I strongly recommend you use Boost::interprocess. It has lots of goodies to manage this kind of stuff & even includes some special Windows-only functions in case you need to interoperate w/ other processes that use particular Win32 features.
The most important thing is to use offset pointers rather than regular pointers. Offset pointers are basically relative pointers (they store the difference between where the pointer is and where the thing pointed to is). This means that even if the two pointers are mapped to different address spaces, as long as the mappings are identical in structure then you are fine.
I've used all kinds of complicated data structures with offset smart pointers and it worked like a charm.
Shared Memory doesn't mean sending and receiving of Data. Its a memory created for number of processes without violation. For that you have to follow some mechanisms like locks so that the data will not corrupt.
In process 1 :
CreateFileMapping() : It will create the Shared Memory Block, with the name provided in last parameter, if it is not already present and returns back a handle (you may call it a pointer), if successful.
MapViewOfFile() : It maps (includes) this shared block in the process address space and returns a handle (again u can say a pointer).
With this pointer returned by MapViewOfFile() only you can access that shared block.
In process 2 :
OpenFileMapping() : If the shared memory block is successfully created by CreateFileMapping(), you can use it with the same name (name used to create the shared memory block).
UnmapViewOfFile() : It will unmap (you can remove the shared memory block from that process address space). When you are done using the shared memory (i.e. access, modification etc) call this function .
Closehandle() : finally to detach the shared memory block from process , call this with argument,handle returned by OpenFileMapping() or CreateFileMapping().
Though these functions look simple, the behaviour is tricky if the flags are not selected properly.
If you wish to read or write shared memory, specify PAGE_EXECUTE_READWRITE in CreateFileMapping().
Whenever you wish to access shared memory after creating it successfully, use FILE_MAP_ALL_ACCESS in MapViewOfFile().
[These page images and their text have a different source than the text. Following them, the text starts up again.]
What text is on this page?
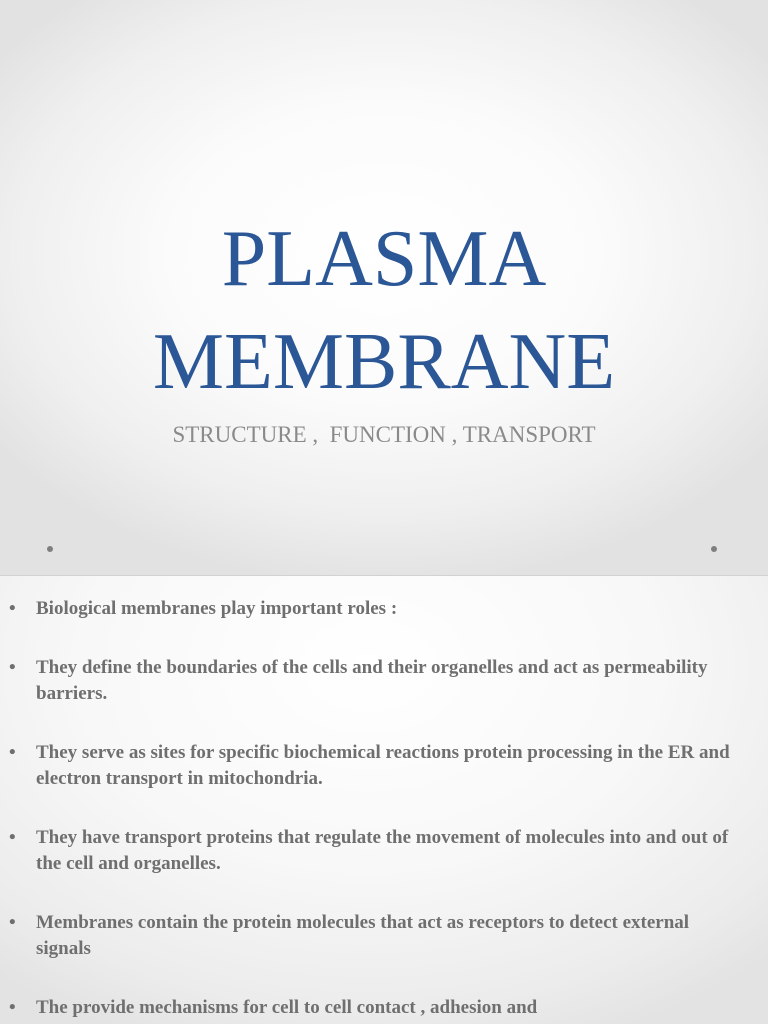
PLASMA
MEMBRANE
STRUCTURE ,  FUNCTION , TRANSPORT
• Biological membranes play important roles :
• They define the boundaries of the cells and their organelles and act as permeability barriers.
• They serve as sites for specific biochemical reactions protein processing in the ER and electron transport in mitochondria.
• They have transport proteins that regulate the movement of molecules into and out of the cell and organelles.
• Membranes contain the protein molecules that act as receptors to detect external signals
• The provide mechanisms for cell to cell contact , adhesion and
It is better to specify FALSE (do not inherit handle from parent process) in OpenFileMapping() as it will avoid confusion.
You CAN get shared memory to use the same address over 2 processes for Windows. It's achieveable with several techniques.
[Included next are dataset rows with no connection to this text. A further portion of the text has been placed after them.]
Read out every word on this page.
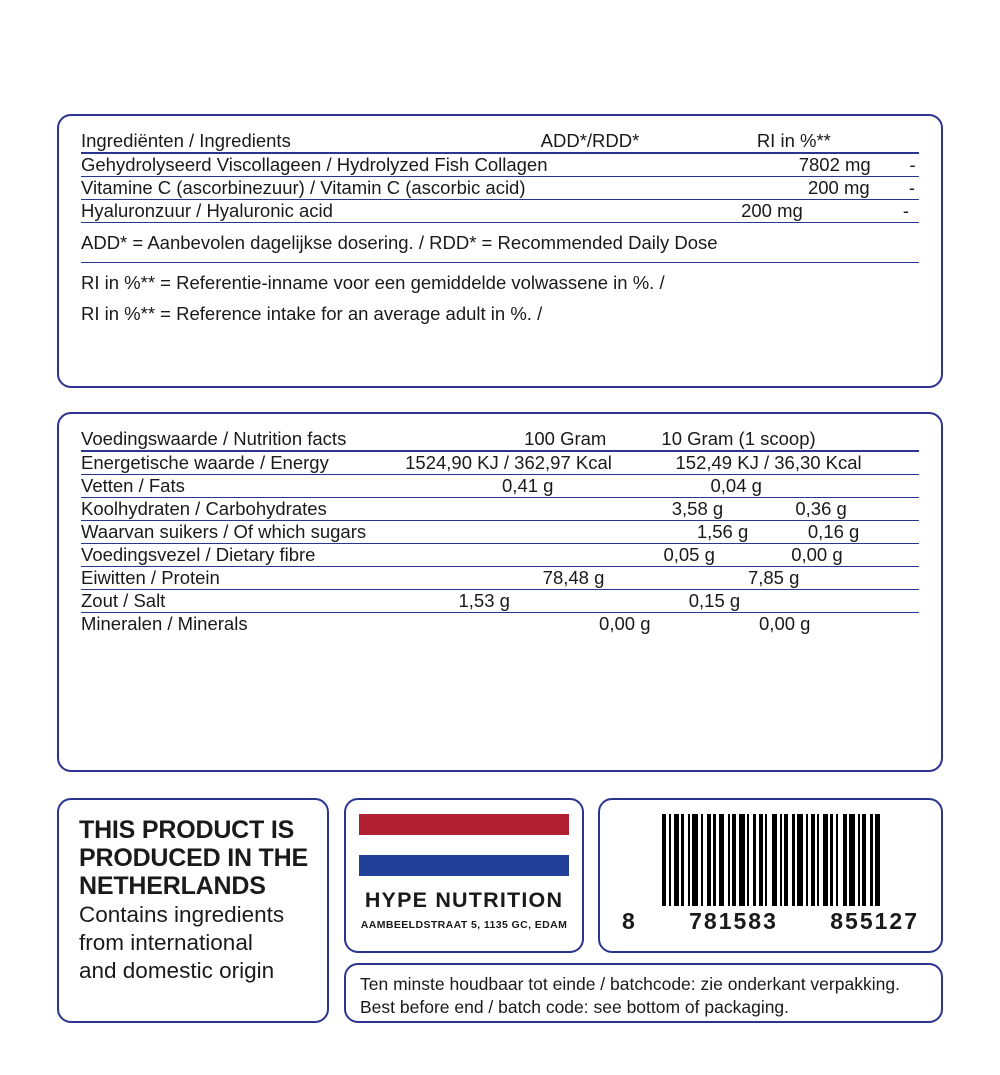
Ingrediënten / Ingredients	ADD*/RDD*	RI in %**
Gehydrolyseerd Viscollageen / Hydrolyzed Fish Collagen	7802 mg	-
Vitamine C (ascorbinezuur) / Vitamin C (ascorbic acid)	200 mg	-
Hyaluronzuur / Hyaluronic acid	200 mg	-
ADD* = Aanbevolen dagelijkse dosering. / RDD* = Recommended Daily Dose
RI in %** = Referentie-inname voor een gemiddelde volwassene in %. /
RI in %** = Reference intake for an average adult in %. /
Voedingswaarde / Nutrition facts	100 Gram	10 Gram (1 scoop)
Energetische waarde / Energy	1524,90 KJ / 362,97 Kcal	152,49 KJ / 36,30 Kcal
Vetten / Fats	0,41 g	0,04 g
Koolhydraten / Carbohydrates	3,58 g	0,36 g
Waarvan suikers / Of which sugars	1,56 g	0,16 g
Voedingsvezel / Dietary fibre	0,05 g	0,00 g
Eiwitten / Protein	78,48 g	7,85 g
Zout / Salt	1,53 g	0,15 g
Mineralen / Minerals	0,00 g	0,00 g
THIS PRODUCT IS
PRODUCED IN THE
NETHERLANDS
Contains ingredients
from international
and domestic origin
HYPE NUTRITION
AAMBEELDSTRAAT 5, 1135 GC, EDAM 8 781583 855127
Ten minste houdbaar tot einde / batchcode: zie onderkant verpakking.
Best before end / batch code: see bottom of packaging.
Using MapViewOfFileEx, here's the significant experpt from MSDN.
If a suggested mapping address is
supplied, the file is mapped at the
specified address (rounded down to the
nearest 64K-boundary) if there is
enough address space at the specified
address. If there is not enough
address space, the function fails.
Typically, the suggested address is
used to specify that a file should be
mapped at the same address in multiple
processes. This requires the region of
address space to be available in all
involved processes. No other memory
allocation can take place in the
region that is used for mapping,
including the use of the VirtualAlloc
or VirtualAllocEx function to reserve
memory.
If the lpBaseAddress parameter
specifies a base offset, the function
succeeds if the specified memory
region is not already in use by the
calling process. The system does not
ensure that the same memory region is
available for the memory mapped file
in other 32-bit processes.
Another related technique is to use a DLL with a section marked Read + Write + Shared. In this case, the OS will pretty much do the MapViewOfFileEx call for you and for any other process which loads the DLL.
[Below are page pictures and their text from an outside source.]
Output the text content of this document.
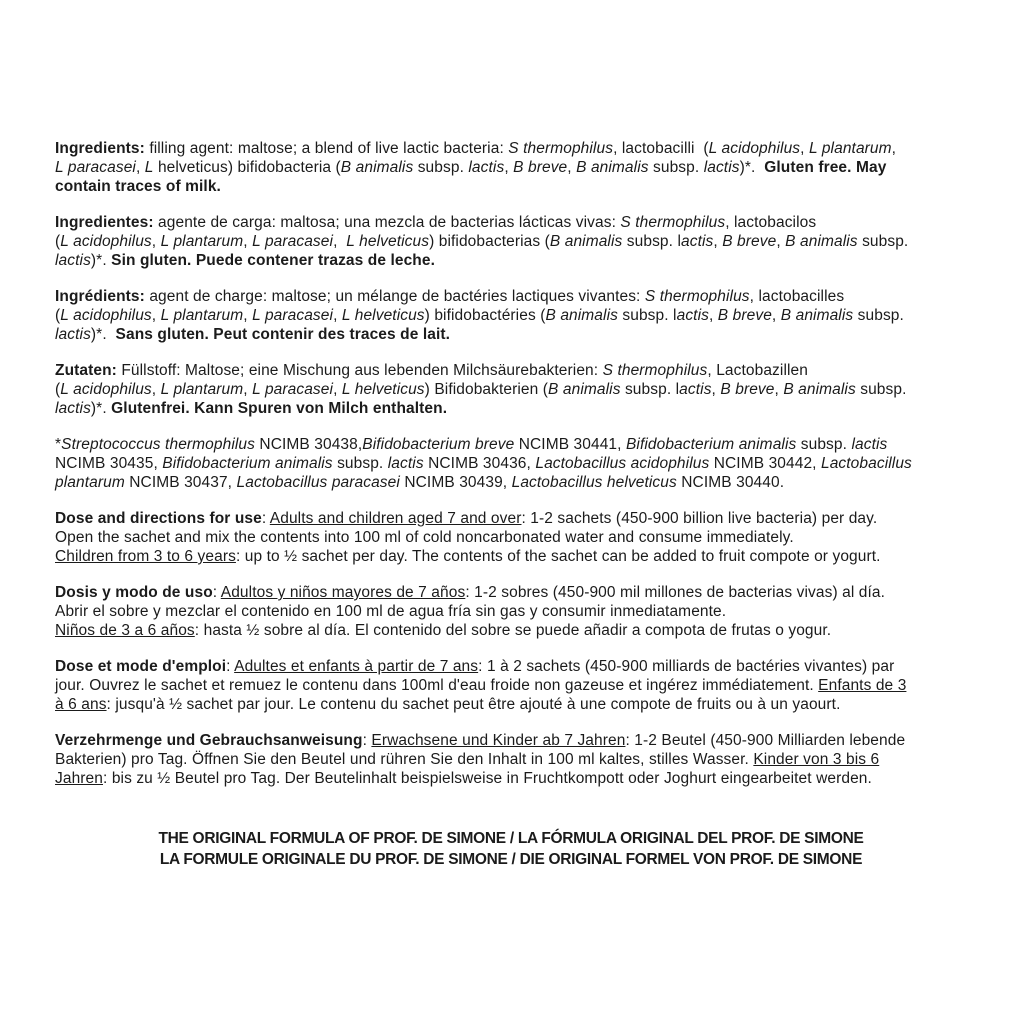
Ingredients: filling agent: maltose; a blend of live lactic bacteria: S thermophilus, lactobacilli  (L acidophilus, L plantarum,
L paracasei, L helveticus) bifidobacteria (B animalis subsp. lactis, B breve, B animalis subsp. lactis)*.  Gluten free. May
contain traces of milk.
Ingredientes: agente de carga: maltosa; una mezcla de bacterias lácticas vivas: S thermophilus, lactobacilos
(L acidophilus, L plantarum, L paracasei,  L helveticus) bifidobacterias (B animalis subsp. lactis, B breve, B animalis subsp.
lactis)*. Sin gluten. Puede contener trazas de leche.
Ingrédients: agent de charge: maltose; un mélange de bactéries lactiques vivantes: S thermophilus, lactobacilles
(L acidophilus, L plantarum, L paracasei, L helveticus) bifidobactéries (B animalis subsp. lactis, B breve, B animalis subsp.
lactis)*.  Sans gluten. Peut contenir des traces de lait.
Zutaten: Füllstoff: Maltose; eine Mischung aus lebenden Milchsäurebakterien: S thermophilus, Lactobazillen
(L acidophilus, L plantarum, L paracasei, L helveticus) Bifidobakterien (B animalis subsp. lactis, B breve, B animalis subsp.
lactis)*. Glutenfrei. Kann Spuren von Milch enthalten.
*Streptococcus thermophilus NCIMB 30438,Bifidobacterium breve NCIMB 30441, Bifidobacterium animalis subsp. lactis
NCIMB 30435, Bifidobacterium animalis subsp. lactis NCIMB 30436, Lactobacillus acidophilus NCIMB 30442, Lactobacillus
plantarum NCIMB 30437, Lactobacillus paracasei NCIMB 30439, Lactobacillus helveticus NCIMB 30440.
Dose and directions for use: Adults and children aged 7 and over: 1-2 sachets (450-900 billion live bacteria) per day.
Open the sachet and mix the contents into 100 ml of cold noncarbonated water and consume immediately.
Children from 3 to 6 years: up to ½ sachet per day. The contents of the sachet can be added to fruit compote or yogurt.
Dosis y modo de uso: Adultos y niños mayores de 7 años: 1-2 sobres (450-900 mil millones de bacterias vivas) al día.
Abrir el sobre y mezclar el contenido en 100 ml de agua fría sin gas y consumir inmediatamente.
Niños de 3 a 6 años: hasta ½ sobre al día. El contenido del sobre se puede añadir a compota de frutas o yogur.
Dose et mode d'emploi: Adultes et enfants à partir de 7 ans: 1 à 2 sachets (450-900 milliards de bactéries vivantes) par
jour. Ouvrez le sachet et remuez le contenu dans 100ml d'eau froide non gazeuse et ingérez immédiatement. Enfants de 3
à 6 ans: jusqu'à ½ sachet par jour. Le contenu du sachet peut être ajouté à une compote de fruits ou à un yaourt.
Verzehrmenge und Gebrauchsanweisung: Erwachsene und Kinder ab 7 Jahren: 1-2 Beutel (450-900 Milliarden lebende
Bakterien) pro Tag. Öffnen Sie den Beutel und rühren Sie den Inhalt in 100 ml kaltes, stilles Wasser. Kinder von 3 bis 6
Jahren: bis zu ½ Beutel pro Tag. Der Beutelinhalt beispielsweise in Fruchtkompott oder Joghurt eingearbeitet werden.
THE ORIGINAL FORMULA OF PROF. DE SIMONE / LA FÓRMULA ORIGINAL DEL PROF. DE SIMONE
LA FORMULE ORIGINALE DU PROF. DE SIMONE / DIE ORIGINAL FORMEL VON PROF. DE SIMONE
You may have to mark your DLL to a FIXED load address, not relocateable etc.. naturally.
You can use Marshalling of pointers.
If it's possible, it would be best to have the image data loaded/generated directly into the shared memory area. This eliminates the memory copy and puts it directly where it needs to be. When it's ready you can signal the other process, giving it the offset into your shared memory where the data begins.